A plasma membrane-type Ca(2+)-ATPase co-localizes with a vacuolar H(+)-pyrophosphatase to acidocalcisomes of Toxoplasma gondii.

作者信息

Luo S, Vieira M, Graves J, Zhong L, Moreno S N

机构信息

Laboratory of Molecular Parasitology, Department of Pathobiology, University of Illinois at Urbana-Champaign, 2001 South Lincoln Avenue, Urbana, IL 61802, USA.

出版信息

EMBO J. 2001 Jan 15;20(1-2):55-64. doi: 10.1093/emboj/20.1.55.

Abstract

Ca(2+)-ATPases are likely to play critical roles in the biochemistry of Toxoplasma gondii, since these protozoa are obligate intracellular parasites and the Ca(2+) concentration in their intracellular location is three orders of magnitude lower than in the extracellular medium. Here, we report the cloning and sequencing of a gene encoding a plasma membrane-type Ca(2+)-ATPase (PMCA) of T.gondii (TgA1). The predicted protein (TgA1) exhibits 32-36% identity to vacuolar Ca(2+)-ATPases of Trypanosoma cruzi, Saccharomyces cerevisiae, Entamoeba histolytica and Dictyostelium discoideum.

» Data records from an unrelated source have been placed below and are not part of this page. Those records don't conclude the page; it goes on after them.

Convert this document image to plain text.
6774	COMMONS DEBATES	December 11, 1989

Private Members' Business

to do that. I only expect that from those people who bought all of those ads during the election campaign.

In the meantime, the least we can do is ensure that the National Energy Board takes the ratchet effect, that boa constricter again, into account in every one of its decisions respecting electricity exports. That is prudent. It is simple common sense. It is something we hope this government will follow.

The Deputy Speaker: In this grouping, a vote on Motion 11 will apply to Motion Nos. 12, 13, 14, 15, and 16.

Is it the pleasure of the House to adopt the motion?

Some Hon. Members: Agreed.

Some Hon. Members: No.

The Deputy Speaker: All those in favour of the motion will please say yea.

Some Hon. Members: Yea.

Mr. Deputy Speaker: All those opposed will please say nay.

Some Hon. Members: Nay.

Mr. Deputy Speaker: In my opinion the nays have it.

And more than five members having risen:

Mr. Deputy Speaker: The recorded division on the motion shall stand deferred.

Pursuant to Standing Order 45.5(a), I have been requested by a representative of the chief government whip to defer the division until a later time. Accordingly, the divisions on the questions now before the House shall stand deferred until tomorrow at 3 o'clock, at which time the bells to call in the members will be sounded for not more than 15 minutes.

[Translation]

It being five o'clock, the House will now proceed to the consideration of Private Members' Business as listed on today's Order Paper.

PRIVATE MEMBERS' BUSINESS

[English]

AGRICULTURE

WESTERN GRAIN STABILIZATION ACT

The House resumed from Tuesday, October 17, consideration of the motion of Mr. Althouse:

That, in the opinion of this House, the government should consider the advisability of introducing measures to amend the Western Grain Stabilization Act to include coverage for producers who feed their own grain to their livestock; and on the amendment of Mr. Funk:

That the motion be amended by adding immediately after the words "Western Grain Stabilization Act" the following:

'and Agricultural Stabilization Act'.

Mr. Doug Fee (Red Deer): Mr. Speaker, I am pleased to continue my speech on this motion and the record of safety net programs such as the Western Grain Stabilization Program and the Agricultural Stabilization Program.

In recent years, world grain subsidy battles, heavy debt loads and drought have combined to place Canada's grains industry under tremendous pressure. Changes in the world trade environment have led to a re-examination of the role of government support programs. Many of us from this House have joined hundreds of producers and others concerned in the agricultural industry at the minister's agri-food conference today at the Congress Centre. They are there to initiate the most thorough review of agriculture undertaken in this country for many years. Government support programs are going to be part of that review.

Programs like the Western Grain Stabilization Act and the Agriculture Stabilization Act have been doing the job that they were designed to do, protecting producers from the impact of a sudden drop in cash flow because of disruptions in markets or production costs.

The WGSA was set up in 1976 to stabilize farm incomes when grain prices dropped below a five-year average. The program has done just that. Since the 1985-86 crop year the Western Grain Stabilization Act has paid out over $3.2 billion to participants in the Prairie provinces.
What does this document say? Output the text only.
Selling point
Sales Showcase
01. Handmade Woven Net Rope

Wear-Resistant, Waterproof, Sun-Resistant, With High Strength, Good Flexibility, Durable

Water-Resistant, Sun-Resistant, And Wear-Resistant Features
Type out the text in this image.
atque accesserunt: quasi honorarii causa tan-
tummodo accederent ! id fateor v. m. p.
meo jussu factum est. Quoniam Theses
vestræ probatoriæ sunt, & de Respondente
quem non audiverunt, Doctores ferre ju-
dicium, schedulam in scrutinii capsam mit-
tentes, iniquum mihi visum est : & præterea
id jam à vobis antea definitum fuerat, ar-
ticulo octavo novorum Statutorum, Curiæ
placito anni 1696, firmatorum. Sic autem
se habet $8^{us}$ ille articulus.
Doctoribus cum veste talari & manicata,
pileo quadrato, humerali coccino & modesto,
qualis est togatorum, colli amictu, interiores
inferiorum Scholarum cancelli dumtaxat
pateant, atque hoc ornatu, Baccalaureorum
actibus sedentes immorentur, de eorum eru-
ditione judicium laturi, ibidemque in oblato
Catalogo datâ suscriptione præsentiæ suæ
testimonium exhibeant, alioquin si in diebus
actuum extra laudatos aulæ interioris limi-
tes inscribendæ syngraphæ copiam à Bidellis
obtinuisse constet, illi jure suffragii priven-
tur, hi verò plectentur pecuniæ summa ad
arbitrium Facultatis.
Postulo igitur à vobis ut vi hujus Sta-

Sequencing of both cDNA and genomic DNA from T.gondii indicated that TgA1 contains two introns near the C-terminus. A hydropathy profile of the protein suggests 10 transmembrane domains. TgA1 suppresses the Ca(2+) hypersensitivity of a mutant of S.cerevisiae that has a defect in vacuolar Ca(2+) accumulation. Indirect immunofluorescence and immunoelectron microscopy analysis indicate that TgA1 localizes to the plasma membrane and co-localizes with the vacuolar H(+)-pyrophosphatase to intracellular vacuoles identified morphologically and by X-ray microanalysis as the acidocalcisomes. This vacuolar-type Ca(2+)-ATPase could play an important role in Ca(2+) homeostasis in T.gondii.

摘要

钙(2+)-ATP酶可能在刚地弓形虫的生物化学过程中发挥关键作用,因为这些原生动物是专性细胞内寄生虫,其细胞内位置的钙(2+)浓度比细胞外培养基中的低三个数量级。在此,我们报告了编码刚地弓形虫质膜型钙(2+)-ATP酶(PMCA)(TgA1)的基因的克隆和测序。预测的蛋白质(TgA1)与克氏锥虫、酿酒酵母、溶组织内阿米巴和盘基网柄菌的液泡钙(2+)-ATP酶具有32-36%的同一性。对来自刚地弓形虫的cDNA和基因组DNA进行测序表明,TgA1在C端附近含有两个内含子。该蛋白质的亲水性图谱表明有10个跨膜结构域。TgA1抑制了液泡钙(2+)积累存在缺陷的酿酒酵母突变体的钙(2+)超敏性。间接免疫荧光和免疫电子显微镜分析表明,TgA1定位于质膜,并与液泡H(+)-焦磷酸酶共定位于通过形态学和X射线微分析鉴定为酸性钙小体的细胞内液泡。这种液泡型钙(2+)-ATP酶可能在刚地弓形虫的钙(2+)稳态中发挥重要作用。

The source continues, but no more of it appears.